In July 2019, in the context of ancillary proceedings in Cyprus in aid of the Irish proceedings, two of Mazepin’s companies registered in Cyprus, Uralchem Holding PLC and CI-Chemical Invest Limited – gave formal and legally binding undertakings to the Cypriot District Court of Limassol to (a) maintain gross assets of not less than US$1.75 billion and (b) periodically provide accounts and financial statements to the ToAZ shareholders. This was intended to ensure that the assets of Uralchem Holding PLC, CI-Chemical Invest Limited and other Cyprus companies owned by Mazepin would have their assets available to satisfy damage awards that the Plaintiffs in the Irish litigation might secure in an eventual judgment in their favour.

Then two of Mazepin’s Cyprus-registered companies, Uralchem Holding PLC and CI-Chemical Invest Limited, announced in December 2021 that they had “redomiciled” from Cyprus to Russia, with no prior notice or warning to the rightful shareholders. It later became clear that in fact they took none of the steps that are legally required by Cyprus’ Companies Law to redomicile to Russia – indeed one of the two companies, Uralchem Holding PLC, actually cannot move out of Cyprus according to its own corporate charter. On the face of it, this shows a disrespect for the laws and constitution of the Republic and a clear violation of the Undertakings given to the Cyprus court, as described in the contempt application currently pending in Cyprus.

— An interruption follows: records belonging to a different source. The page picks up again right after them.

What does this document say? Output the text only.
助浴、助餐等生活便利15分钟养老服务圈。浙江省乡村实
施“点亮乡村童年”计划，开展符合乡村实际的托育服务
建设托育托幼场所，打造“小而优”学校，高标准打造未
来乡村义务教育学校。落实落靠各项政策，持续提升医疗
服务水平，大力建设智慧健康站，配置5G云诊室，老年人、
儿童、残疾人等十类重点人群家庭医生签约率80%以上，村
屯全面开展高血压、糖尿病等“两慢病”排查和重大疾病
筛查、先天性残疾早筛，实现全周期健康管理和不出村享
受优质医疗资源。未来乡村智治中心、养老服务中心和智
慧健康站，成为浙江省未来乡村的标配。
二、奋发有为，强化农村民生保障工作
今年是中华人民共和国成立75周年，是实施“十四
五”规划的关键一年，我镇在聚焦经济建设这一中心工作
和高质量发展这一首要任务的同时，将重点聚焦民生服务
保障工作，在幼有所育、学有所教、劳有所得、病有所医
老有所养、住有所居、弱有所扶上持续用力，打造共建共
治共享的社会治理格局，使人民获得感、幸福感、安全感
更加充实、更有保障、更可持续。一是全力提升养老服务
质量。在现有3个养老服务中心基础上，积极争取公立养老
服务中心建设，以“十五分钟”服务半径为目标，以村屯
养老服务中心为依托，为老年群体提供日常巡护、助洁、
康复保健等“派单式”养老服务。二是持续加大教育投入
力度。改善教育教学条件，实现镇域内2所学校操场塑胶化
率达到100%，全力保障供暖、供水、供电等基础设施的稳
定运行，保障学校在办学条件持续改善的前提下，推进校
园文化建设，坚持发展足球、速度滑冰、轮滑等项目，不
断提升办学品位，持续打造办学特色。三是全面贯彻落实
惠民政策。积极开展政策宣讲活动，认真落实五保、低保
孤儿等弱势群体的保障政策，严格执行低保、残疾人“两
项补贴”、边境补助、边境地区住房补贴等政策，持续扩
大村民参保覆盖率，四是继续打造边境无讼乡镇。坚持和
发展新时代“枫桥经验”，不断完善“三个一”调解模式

To justify these clear violations of the undertakings, Mazepin’s Russian lawyers suggested that their clients were excused from compliance with Cypriot law because of Russia’s invasion of Ukraine (“due to the existing restrictive measures and political environment”). Russia’s invasion of Ukraine does not, of course, stop the laws of Cyprus from applying in Cyprus. In any case, the supposed “redomiciliation” allegedly took place in December 2021, more than 2 months prior to the invasion of Ukraine, so it must have been that Mazepin and his advisers were prescient, but not prescient enough to take any of the legal steps mandated by Cyprus law to carry out a redomiciling of these two Mazepin-owned entities out of Cyprus.

In fact, the companies themselves seem confused about whether or not they are still based in Cyprus. They paid the annual levy payable to the Cyprus Registrar of Companies for 2022 and 2023, and they also delivered some (but not all) of their management accounts, as required by their court undertaking, dating from after the supposed move to Russia in December 2021. So it seems that the “redomiciliation” of Mazepin’s companies was not only illegal, but fake.

Unfortunately, there is nothing new in Cyprus being treated as a playground for foreign oligarchs to work through their rivalries. It is unusual, however, to see such an egregious and messy attempt to flout the local judicial and legal system. Meanwhile, the real ToAZ shareholders have launched an application in the District Court of Limassol seeking an order that Holding and CIC had both breached their Undertakings, and the next hearing is on 27 November 2023.